Turns out it’s not hard to find. The former assistant professor of electrical engineering at UT is now a professor of electrical engineering at the US Coast Guard Academy where he is head of the Cyber ​​Systems section. He no longer plays politics, but he pays attention to what is happening. He confirmed to my recollection that he had little faith in the way votes were counted by the Democratic majority when he was first appointed to the Election Commission.

He said he checked his Grand Old Party hat on the doorstep of the electoral commission after his appointment and considered the situation carefully before deciding there had been no hanky-panky. A few errors and mechanical breakdowns? Yes. But no foul play.
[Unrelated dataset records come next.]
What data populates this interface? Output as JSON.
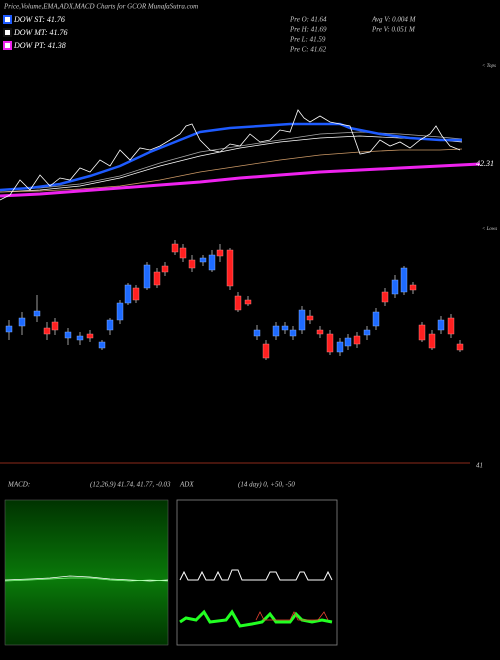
{
  "header": {
    "title": "Price,Volume,EMA,ADX,MACD Charts for GCOR MunafaSutra.com"
  },
  "legend": [
    {
      "label": "DOW ST: 41.76",
      "color": "#1e5bff"
    },
    {
      "label": "DOW MT: 41.76",
      "color": "#111111"
    },
    {
      "label": "DOW PT: 41.38",
      "color": "#ee22ee"
    }
  ],
  "quote": {
    "left": [
      "Pre   O: 41.64",
      "Pre   H: 41.69",
      "Pre   L: 41.59",
      "Pre   C: 41.62"
    ],
    "right": [
      "Avg V: 0.004  M",
      "Pre   V: 0.051 M"
    ]
  },
  "price_panel": {
    "tops": "< Tops",
    "lows": "< Lows",
    "level_label": "42.31",
    "bottom_label": "41"
  },
  "macd": {
    "label": "MACD:",
    "params": "(12,26,9) 41.74, 41.77, -0.03"
  },
  "adx": {
    "label": "ADX",
    "params": "(14  day) 0, +50, -50"
  }
}
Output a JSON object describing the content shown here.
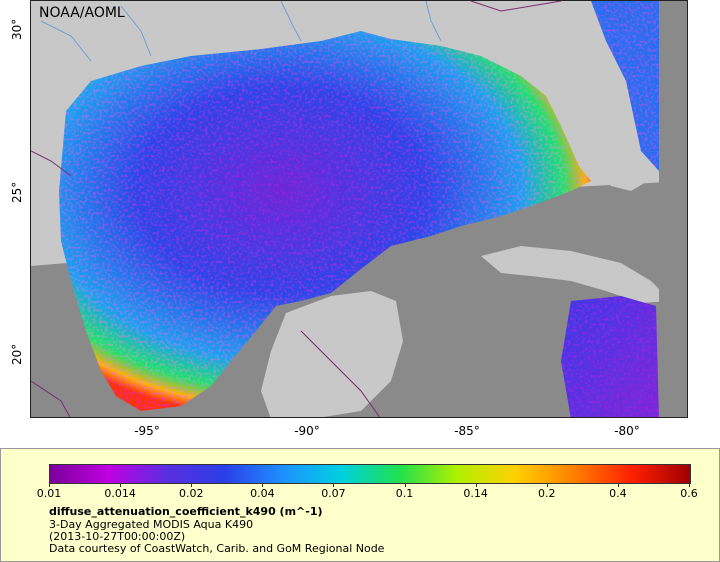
{
  "map": {
    "credit": "NOAA/AOML",
    "lat_labels": [
      "30°",
      "25°",
      "20°"
    ],
    "lon_labels": [
      "-95°",
      "-90°",
      "-85°",
      "-80°"
    ],
    "colors": {
      "land": "#c8c8c8",
      "no_data": "#8a8a8a",
      "rivers": "#6fa0d8",
      "borders": "#7b2c6e"
    }
  },
  "legend": {
    "ticks": [
      "0.01",
      "0.014",
      "0.02",
      "0.04",
      "0.07",
      "0.1",
      "0.14",
      "0.2",
      "0.4",
      "0.6"
    ],
    "variable": "diffuse_attenuation_coefficient_k490 (m^-1)",
    "dataset": "3-Day Aggregated MODIS Aqua K490",
    "time": "(2013-10-27T00:00:00Z)",
    "source": "Data courtesy of CoastWatch, Carib. and GoM Regional Node",
    "colormap": [
      "#7a0099",
      "#c000e0",
      "#5a2ee0",
      "#2a3fe8",
      "#1e90ff",
      "#00d0e0",
      "#20e050",
      "#b0f000",
      "#ffd000",
      "#ff8000",
      "#ff2000",
      "#a00000"
    ]
  }
}
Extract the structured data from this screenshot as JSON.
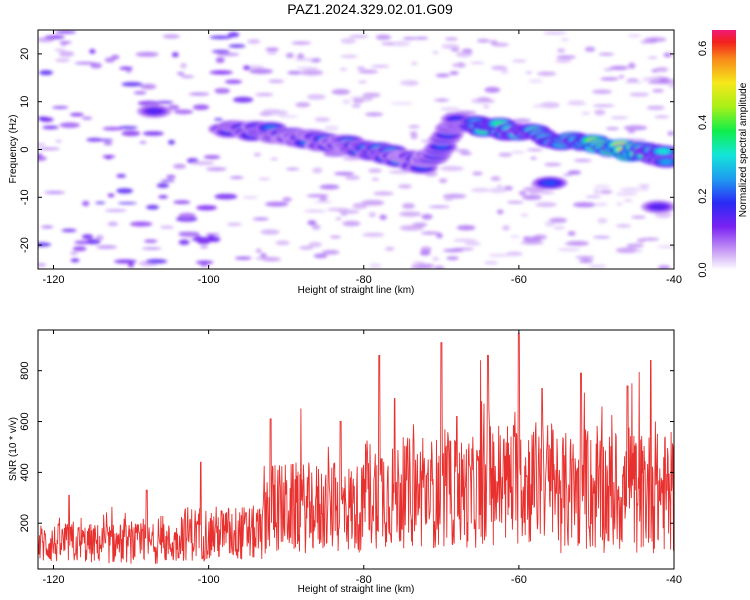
{
  "title": "PAZ1.2024.329.02.01.G09",
  "colors": {
    "snr_line": "#e8302e",
    "axis": "#000000",
    "background": "#ffffff"
  },
  "chart_data": [
    {
      "type": "heatmap",
      "xlabel": "Height of straight line (km)",
      "ylabel": "Frequency (Hz)",
      "xlim": [
        -122,
        -40
      ],
      "ylim": [
        -25,
        25
      ],
      "xticks": [
        -120,
        -100,
        -80,
        -60,
        -40
      ],
      "yticks": [
        -20,
        -10,
        0,
        10,
        20
      ],
      "colorbar": {
        "label": "Normalized spectral amplitude",
        "range": [
          0.0,
          0.65
        ],
        "ticks": [
          0.0,
          0.2,
          0.4,
          0.6
        ],
        "tick_labels": [
          "0.0",
          "0.2",
          "0.4",
          "0.6"
        ],
        "colormap": "rainbow-violet-to-magenta"
      },
      "ridge": {
        "points": [
          {
            "x": -98,
            "y": 4.5,
            "amp": 0.18
          },
          {
            "x": -92,
            "y": 3.5,
            "amp": 0.22
          },
          {
            "x": -88,
            "y": 2.5,
            "amp": 0.2
          },
          {
            "x": -82,
            "y": 1.0,
            "amp": 0.22
          },
          {
            "x": -77,
            "y": -1.0,
            "amp": 0.24
          },
          {
            "x": -72,
            "y": -3.0,
            "amp": 0.18
          },
          {
            "x": -68,
            "y": 5.5,
            "amp": 0.2
          },
          {
            "x": -63,
            "y": 4.5,
            "amp": 0.45
          },
          {
            "x": -58,
            "y": 3.0,
            "amp": 0.32
          },
          {
            "x": -51,
            "y": 1.0,
            "amp": 0.42
          },
          {
            "x": -45,
            "y": -0.5,
            "amp": 0.6
          },
          {
            "x": -41,
            "y": -1.5,
            "amp": 0.25
          }
        ],
        "secondary": [
          {
            "x": -56,
            "y": -7,
            "amp": 0.2
          },
          {
            "x": -42,
            "y": -12,
            "amp": 0.15
          },
          {
            "x": -107,
            "y": 8,
            "amp": 0.15
          }
        ]
      }
    },
    {
      "type": "line",
      "xlabel": "Height of straight line (km)",
      "ylabel": "SNR (10 * v/v)",
      "xlim": [
        -122,
        -40
      ],
      "ylim": [
        20,
        960
      ],
      "xticks": [
        -120,
        -100,
        -80,
        -60,
        -40
      ],
      "yticks": [
        200,
        400,
        600,
        800
      ],
      "series": [
        {
          "segments": [
            {
              "from": -122,
              "to": -104,
              "baseline": 120,
              "spread": 80
            },
            {
              "from": -104,
              "to": -93,
              "baseline": 160,
              "spread": 110
            },
            {
              "from": -93,
              "to": -80,
              "baseline": 260,
              "spread": 180
            },
            {
              "from": -80,
              "to": -65,
              "baseline": 320,
              "spread": 220
            },
            {
              "from": -65,
              "to": -55,
              "baseline": 360,
              "spread": 250
            },
            {
              "from": -55,
              "to": -40,
              "baseline": 320,
              "spread": 240
            }
          ],
          "peaks": [
            {
              "x": -118,
              "y": 310
            },
            {
              "x": -108,
              "y": 330
            },
            {
              "x": -101,
              "y": 440
            },
            {
              "x": -92,
              "y": 610
            },
            {
              "x": -83,
              "y": 600
            },
            {
              "x": -78,
              "y": 860
            },
            {
              "x": -76,
              "y": 690
            },
            {
              "x": -70,
              "y": 910
            },
            {
              "x": -68,
              "y": 620
            },
            {
              "x": -64,
              "y": 860
            },
            {
              "x": -60,
              "y": 945
            },
            {
              "x": -57,
              "y": 730
            },
            {
              "x": -52,
              "y": 790
            },
            {
              "x": -46,
              "y": 740
            },
            {
              "x": -43,
              "y": 840
            }
          ]
        }
      ]
    }
  ]
}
“There was no funny business with the counting. Whoever won could know that he won fairly,” he said. “Coming in I was quite skeptical – probably a bit grumpy – about early voting. But I discovered that part of that was ignorance on my part. Nobody could really hack the machines. In the end, I had complete confidence in the voting process. I haven’t seen any slip-ups, although they do happen sometimes – my wife received an absentee ballot in the mail but didn’t ask for one. These are the kinds of things that still bother me. »

Crilly served from 2001 to 2011 when he was not reappointed because he voted to keep incumbent administrator Greg Mackay – a Democrat – in the job for another term after the new Republican majority took over ( it was technically illegal to fire election commission staff for partisan reasons, but no one paid much attention to it).

“When they asked me who I was going to support, I said ‘I’m going to vote for the best person.’ And that person was Greg. I just had more faith in him,” Crilly said.

“So the next time they made appointments, they kicked me off the commission. They were determined to put a Republican there.

Crilly holds no regrets or grudges and is still a Republican despite no longer being involved in politics. He backed John Kasich for president in 2016 and wishes Trump had been “more presidential”. He’s “not impressed” with “all that conspiracy stuff.”

Crilly’s only run for office ended in defeat when rising GOP star Jamie Woodson defeated him in the Republican primary for a state House seat in 1998. A few years later, she appointed him to the vacant Electoral Commission post, and he says he enjoyed his job there, but is content to no longer be in the fray.

“There’s room for good, honest debate,” he said. “And I would still vote for a Republican for Governor or Legislature, but I won’t vote for a corrupt Republican.

“I vote every November, but that’s the extent of my political involvement. When I retire, I may work as a poll worker or on a library board. I really like libraries. But I have no desire to stand for election. People had a chance to vote for me and they chose someone else and that’s fine with me.

Grandfather would have loved Paul Crilly.

betty bean writes a Thursday opinion column for KnoxTNToday.com.